Nigeria’s government did not respond to requests for comment.
PREVENTION HAS BEEN HARDER HIT
Global health agencies and the Nigerian government have warned HIV prevention services were hit harder and for longer.
Bright Oniovokukor, a coordinator of the Civil Society for HIV/AIDS in Nigeria said the number of people accessing drugs to prevent HIV infection dropped from 43,000 in November 2024 to below 6,000 in April 2025, and condom distribution fell by 55%.
Things have improved since, but any gap in prevention will lead to more cases, said Dr Oluwafunke Odunlade, HIV unit head at WHO Nigeria. Testing was hit too, meaning cases may have been missed: early figures showed that more than a million fewer people were tested for HIV in 2025 than 2024.
Today, the U.S. and Nigeria are working out the details of a health agreement for 2026-2030 signed in December, under which the U.S. will contribute $2.1 billion and Nigeria $3 billion.
The deal prioritises the HIV response and commits to putting more patients on treatment programmes, with Nigeria taking over funding in full over the next five years.

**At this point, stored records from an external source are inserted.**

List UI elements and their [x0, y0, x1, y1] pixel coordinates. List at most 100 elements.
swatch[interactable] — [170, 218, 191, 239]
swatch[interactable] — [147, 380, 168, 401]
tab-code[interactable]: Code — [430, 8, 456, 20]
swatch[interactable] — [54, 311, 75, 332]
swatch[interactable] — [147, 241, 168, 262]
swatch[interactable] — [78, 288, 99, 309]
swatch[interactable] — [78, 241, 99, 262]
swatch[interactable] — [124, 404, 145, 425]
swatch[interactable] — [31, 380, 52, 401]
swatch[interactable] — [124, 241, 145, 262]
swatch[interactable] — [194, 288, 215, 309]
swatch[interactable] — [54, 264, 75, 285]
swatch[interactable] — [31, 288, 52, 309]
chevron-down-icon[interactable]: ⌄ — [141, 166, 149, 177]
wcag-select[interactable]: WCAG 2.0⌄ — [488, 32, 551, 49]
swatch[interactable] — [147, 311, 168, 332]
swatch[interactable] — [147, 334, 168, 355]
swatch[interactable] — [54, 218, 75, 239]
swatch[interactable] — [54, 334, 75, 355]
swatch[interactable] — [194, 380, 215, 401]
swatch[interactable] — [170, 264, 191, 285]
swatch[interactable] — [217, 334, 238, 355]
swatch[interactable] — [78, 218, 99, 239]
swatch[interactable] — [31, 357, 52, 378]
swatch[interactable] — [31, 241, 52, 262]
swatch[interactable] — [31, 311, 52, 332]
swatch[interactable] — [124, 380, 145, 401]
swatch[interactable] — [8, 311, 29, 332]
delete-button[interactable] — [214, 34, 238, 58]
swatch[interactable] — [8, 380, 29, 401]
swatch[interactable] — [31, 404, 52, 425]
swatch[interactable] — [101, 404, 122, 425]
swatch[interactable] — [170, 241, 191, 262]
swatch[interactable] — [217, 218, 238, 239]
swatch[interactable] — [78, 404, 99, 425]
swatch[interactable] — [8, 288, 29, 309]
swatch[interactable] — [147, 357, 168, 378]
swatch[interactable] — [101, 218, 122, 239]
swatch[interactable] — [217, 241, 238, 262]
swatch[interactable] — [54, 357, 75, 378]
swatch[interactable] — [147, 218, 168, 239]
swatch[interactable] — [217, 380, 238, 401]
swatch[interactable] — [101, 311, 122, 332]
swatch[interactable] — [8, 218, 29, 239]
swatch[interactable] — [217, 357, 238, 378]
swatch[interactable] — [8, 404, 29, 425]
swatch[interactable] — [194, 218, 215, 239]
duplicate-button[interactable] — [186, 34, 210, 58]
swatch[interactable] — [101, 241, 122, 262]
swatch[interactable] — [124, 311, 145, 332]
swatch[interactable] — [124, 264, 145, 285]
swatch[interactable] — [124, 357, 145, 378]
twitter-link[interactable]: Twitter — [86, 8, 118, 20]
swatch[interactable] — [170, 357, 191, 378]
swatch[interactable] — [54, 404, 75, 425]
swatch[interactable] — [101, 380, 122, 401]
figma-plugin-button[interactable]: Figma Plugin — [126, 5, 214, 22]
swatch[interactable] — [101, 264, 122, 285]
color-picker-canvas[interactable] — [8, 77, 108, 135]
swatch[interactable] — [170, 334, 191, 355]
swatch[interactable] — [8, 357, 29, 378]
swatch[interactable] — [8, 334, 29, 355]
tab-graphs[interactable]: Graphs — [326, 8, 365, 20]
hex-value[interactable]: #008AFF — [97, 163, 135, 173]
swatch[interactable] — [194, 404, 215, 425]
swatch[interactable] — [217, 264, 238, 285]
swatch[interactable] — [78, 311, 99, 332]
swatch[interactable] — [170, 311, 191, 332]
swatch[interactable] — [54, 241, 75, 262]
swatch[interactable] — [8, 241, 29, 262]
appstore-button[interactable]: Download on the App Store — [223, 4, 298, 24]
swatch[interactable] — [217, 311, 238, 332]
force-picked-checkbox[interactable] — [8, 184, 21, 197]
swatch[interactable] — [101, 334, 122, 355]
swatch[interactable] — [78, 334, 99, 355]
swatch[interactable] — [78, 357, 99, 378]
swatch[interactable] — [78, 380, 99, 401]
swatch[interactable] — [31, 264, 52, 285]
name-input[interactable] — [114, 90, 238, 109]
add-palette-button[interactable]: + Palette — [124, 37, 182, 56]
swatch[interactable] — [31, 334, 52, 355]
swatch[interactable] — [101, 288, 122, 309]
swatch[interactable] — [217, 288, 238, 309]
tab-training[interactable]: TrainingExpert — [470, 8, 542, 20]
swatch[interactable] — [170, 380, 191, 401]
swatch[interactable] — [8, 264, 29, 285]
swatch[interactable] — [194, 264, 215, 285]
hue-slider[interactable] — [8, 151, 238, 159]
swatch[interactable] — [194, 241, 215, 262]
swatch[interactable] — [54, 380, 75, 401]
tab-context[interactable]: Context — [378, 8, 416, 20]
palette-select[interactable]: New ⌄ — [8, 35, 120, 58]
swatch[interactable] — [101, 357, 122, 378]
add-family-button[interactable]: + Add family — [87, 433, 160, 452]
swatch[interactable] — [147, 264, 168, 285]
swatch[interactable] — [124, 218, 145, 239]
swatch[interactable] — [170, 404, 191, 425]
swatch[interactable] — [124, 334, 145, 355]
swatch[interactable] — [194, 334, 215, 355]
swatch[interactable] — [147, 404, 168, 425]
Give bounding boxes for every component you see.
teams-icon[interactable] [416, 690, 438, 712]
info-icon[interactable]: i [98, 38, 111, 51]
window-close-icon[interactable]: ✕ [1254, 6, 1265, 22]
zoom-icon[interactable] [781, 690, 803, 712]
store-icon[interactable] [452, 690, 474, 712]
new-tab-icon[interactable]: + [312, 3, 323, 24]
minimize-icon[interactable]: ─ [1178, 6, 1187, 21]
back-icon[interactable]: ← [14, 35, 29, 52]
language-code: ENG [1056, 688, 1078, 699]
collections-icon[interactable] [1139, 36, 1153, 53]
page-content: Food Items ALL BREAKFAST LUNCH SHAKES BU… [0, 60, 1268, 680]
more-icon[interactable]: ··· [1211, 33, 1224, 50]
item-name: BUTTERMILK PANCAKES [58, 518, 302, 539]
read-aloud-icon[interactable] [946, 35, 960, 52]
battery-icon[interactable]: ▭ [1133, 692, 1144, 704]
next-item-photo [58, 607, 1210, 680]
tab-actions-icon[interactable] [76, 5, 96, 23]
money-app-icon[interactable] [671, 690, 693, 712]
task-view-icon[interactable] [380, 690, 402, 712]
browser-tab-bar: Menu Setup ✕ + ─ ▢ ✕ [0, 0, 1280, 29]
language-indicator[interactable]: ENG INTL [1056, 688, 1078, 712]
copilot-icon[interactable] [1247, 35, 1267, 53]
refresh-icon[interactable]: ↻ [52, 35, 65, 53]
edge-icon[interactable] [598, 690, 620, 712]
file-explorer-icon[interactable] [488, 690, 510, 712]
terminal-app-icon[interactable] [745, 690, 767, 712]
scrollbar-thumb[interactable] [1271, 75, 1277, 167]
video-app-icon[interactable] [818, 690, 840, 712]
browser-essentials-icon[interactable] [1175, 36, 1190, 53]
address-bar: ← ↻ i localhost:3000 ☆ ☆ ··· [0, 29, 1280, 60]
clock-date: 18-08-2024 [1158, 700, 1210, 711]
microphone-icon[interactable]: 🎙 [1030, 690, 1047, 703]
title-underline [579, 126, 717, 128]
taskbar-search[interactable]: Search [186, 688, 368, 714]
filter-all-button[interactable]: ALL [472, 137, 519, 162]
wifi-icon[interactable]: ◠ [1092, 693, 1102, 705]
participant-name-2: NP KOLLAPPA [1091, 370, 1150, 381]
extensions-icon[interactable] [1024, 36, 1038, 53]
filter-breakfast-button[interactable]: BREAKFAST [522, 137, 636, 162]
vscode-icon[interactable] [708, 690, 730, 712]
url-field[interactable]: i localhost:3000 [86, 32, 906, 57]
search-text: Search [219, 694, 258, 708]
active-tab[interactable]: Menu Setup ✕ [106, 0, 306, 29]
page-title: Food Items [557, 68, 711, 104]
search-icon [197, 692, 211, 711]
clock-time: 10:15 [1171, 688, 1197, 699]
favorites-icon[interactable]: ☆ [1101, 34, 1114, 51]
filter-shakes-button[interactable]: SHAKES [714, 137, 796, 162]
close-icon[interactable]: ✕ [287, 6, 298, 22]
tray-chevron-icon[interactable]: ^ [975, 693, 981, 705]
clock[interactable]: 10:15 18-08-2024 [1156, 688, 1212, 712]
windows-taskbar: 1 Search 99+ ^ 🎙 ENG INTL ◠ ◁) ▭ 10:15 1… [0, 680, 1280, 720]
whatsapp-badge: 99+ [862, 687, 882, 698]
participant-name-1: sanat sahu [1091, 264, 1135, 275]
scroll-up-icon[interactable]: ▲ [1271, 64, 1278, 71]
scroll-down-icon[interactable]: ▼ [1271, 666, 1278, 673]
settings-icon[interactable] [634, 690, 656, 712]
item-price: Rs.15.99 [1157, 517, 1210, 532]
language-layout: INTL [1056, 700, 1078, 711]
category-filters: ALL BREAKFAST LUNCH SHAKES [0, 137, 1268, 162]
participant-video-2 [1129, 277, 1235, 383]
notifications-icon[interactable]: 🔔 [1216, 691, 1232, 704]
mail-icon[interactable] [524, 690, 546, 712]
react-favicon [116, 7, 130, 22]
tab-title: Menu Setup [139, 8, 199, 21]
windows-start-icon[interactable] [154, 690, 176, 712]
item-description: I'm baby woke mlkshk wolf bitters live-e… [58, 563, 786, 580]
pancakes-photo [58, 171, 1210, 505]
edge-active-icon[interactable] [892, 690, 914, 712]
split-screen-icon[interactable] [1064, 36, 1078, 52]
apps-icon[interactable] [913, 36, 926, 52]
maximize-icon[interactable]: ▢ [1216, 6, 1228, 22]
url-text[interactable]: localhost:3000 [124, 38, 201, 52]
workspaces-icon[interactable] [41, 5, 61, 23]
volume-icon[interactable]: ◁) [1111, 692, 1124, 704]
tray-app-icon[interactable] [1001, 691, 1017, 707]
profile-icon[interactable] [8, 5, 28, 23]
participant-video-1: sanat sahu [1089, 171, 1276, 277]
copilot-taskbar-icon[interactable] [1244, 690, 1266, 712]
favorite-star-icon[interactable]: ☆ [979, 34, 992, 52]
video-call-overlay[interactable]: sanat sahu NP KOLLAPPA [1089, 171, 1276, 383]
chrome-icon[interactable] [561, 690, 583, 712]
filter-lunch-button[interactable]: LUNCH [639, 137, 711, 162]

The U.S. has said only workers “formally recognised within government structures” will be funded, and the agreement places “a strong emphasis on Christian faith-based healthcare providers”, part of a wider U.S. drive to support Nigeria’s Christian population, that has come under threat from Islamist violence.
In Benue, Angev will keep volunteering.
“It can be exhausting, but we do it so lives that might have been lost are instead restored. And when you see them living better lives and truly changed, that’s when you feel happy,” she said.